Start-up: trois conflits d'intérêt typiques

Évoquons brièvement trois conflits d’agence communs des jeunes pousses, notamment des start-ups Internet et technologiques.

 

Le biais en faveur de l’indépendance

 

Parmi les stratégies possibles d’exit, les capitaux-risqueurs préfèrent normalement choisir la plus porteuse, avec un faible biais en faveur des introductions en bourse, pour des raisons de construction de réputation (reputation building). Il en va autrement pour l’équipe fondatrice, qui préfère presque systématiquement une stratégie d’exit permettant à la start-up de rester indépendante, les fondateurs gardant ainsi le contrôle.
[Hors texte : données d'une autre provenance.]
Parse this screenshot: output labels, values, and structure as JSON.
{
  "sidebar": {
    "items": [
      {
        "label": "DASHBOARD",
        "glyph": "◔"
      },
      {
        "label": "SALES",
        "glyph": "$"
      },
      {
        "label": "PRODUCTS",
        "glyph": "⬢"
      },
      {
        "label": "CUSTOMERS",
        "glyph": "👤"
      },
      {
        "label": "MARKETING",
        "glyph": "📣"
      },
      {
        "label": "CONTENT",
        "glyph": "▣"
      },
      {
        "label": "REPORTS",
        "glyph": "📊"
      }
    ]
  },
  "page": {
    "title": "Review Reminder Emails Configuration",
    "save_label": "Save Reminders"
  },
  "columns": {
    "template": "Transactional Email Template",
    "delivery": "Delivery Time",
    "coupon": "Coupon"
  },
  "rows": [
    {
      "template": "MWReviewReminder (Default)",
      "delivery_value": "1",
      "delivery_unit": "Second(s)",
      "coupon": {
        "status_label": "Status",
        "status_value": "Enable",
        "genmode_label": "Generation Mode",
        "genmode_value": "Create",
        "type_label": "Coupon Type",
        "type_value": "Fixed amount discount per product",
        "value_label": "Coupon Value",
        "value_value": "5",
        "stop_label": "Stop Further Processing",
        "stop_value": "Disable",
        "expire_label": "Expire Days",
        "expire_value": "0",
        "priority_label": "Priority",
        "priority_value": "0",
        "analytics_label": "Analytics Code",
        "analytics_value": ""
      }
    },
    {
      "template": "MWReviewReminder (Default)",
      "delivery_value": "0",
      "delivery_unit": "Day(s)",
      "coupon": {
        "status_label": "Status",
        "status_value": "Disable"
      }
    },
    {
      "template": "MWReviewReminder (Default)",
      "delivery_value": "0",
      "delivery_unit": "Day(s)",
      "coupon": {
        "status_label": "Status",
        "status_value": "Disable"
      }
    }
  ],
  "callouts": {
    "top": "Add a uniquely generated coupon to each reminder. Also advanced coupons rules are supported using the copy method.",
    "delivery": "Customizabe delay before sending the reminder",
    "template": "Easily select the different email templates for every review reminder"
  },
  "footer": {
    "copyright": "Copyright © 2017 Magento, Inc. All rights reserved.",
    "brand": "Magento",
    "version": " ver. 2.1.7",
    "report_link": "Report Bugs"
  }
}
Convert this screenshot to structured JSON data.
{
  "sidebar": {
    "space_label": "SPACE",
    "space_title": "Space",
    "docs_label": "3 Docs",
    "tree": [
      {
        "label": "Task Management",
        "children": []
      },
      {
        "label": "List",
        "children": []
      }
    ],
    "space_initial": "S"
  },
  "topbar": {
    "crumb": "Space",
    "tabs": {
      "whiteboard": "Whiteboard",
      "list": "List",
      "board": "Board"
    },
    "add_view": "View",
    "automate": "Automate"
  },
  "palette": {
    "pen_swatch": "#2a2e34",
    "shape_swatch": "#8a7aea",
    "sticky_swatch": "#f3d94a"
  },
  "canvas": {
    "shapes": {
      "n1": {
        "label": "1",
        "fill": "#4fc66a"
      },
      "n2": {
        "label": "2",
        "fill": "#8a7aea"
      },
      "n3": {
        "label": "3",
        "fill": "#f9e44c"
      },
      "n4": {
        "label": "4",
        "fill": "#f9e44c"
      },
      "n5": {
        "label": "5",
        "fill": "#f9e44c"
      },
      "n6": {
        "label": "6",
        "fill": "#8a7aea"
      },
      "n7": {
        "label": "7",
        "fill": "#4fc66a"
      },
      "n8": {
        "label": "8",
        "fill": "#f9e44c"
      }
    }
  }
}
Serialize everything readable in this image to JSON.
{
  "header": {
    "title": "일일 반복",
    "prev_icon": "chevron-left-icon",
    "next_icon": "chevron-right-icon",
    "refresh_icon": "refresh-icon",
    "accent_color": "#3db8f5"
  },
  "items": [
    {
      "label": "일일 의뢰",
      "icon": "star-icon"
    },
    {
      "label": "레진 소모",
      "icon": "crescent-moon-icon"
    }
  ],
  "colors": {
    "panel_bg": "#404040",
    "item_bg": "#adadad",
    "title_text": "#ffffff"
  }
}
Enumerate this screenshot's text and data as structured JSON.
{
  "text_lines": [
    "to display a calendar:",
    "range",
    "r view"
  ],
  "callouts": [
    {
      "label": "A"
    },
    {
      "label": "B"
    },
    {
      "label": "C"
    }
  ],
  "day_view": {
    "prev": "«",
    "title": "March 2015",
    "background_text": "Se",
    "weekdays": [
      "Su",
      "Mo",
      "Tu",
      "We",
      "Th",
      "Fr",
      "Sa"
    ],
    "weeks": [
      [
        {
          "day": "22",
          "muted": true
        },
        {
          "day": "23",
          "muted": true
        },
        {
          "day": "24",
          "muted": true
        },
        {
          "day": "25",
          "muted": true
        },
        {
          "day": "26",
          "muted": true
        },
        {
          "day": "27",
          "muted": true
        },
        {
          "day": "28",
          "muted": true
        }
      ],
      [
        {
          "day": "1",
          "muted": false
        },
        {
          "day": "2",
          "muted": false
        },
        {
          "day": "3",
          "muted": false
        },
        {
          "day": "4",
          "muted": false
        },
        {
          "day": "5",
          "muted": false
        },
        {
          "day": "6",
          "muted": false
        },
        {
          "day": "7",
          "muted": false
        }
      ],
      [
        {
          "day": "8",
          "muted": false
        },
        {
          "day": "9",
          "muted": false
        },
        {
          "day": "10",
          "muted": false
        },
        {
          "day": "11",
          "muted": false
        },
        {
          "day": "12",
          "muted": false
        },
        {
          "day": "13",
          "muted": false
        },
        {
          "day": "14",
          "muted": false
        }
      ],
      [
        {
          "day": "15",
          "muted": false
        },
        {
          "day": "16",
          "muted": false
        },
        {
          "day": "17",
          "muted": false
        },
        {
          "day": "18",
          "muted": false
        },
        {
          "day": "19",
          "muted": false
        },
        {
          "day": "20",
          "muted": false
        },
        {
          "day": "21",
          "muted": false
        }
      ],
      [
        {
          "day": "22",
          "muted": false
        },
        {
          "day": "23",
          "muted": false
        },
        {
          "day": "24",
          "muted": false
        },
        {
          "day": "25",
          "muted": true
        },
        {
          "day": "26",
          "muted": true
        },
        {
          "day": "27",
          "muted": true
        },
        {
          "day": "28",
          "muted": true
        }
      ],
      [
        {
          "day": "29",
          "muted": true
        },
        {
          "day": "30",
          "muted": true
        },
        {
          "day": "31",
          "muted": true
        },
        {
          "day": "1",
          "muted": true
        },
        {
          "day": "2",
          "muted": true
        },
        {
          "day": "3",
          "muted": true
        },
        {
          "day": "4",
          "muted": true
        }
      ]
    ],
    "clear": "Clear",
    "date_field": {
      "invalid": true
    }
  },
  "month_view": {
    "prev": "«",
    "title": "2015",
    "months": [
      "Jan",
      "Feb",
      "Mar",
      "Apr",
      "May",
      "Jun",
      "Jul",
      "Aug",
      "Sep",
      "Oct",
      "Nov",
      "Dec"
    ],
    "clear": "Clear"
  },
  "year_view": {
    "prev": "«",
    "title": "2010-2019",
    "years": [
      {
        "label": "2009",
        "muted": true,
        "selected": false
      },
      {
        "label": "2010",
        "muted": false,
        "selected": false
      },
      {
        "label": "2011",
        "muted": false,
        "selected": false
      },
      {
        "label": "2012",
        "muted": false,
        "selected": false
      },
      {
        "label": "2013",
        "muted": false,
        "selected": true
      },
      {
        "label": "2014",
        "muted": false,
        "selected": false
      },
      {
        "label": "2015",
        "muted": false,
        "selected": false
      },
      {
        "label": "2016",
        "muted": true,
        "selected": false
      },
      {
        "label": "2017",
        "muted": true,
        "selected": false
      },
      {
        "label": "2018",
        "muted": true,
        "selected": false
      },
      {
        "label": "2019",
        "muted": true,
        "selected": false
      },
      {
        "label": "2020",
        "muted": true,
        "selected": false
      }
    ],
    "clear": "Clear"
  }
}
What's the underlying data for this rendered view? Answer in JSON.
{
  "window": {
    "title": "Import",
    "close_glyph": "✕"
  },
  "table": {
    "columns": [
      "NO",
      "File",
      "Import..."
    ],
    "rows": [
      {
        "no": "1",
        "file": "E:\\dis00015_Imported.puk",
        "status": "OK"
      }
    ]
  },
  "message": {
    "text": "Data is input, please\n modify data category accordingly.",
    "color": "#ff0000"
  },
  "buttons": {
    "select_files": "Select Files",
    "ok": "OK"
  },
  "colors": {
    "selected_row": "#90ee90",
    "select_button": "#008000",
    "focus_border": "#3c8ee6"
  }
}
Ceci implique que l’équipe fondatrice a tendance à favoriser une introduction en bourse, ou encore un rachat de sa propre start-up, et qu’elle entend surtout éviter le rachat par une autre société (trade sale).

Dans un modèle théorique de concurrence imparfaite, ce biais incite notamment l’équipe fondatrice à adopter une stratégie de distinction vis-à-vis des sociétés établies, sachant que l’appétit de ces dernières à se porter acquéreuses faiblit lorsque l’activité du nouvel entrant est suffisamment éloignée de leurs propres marchés.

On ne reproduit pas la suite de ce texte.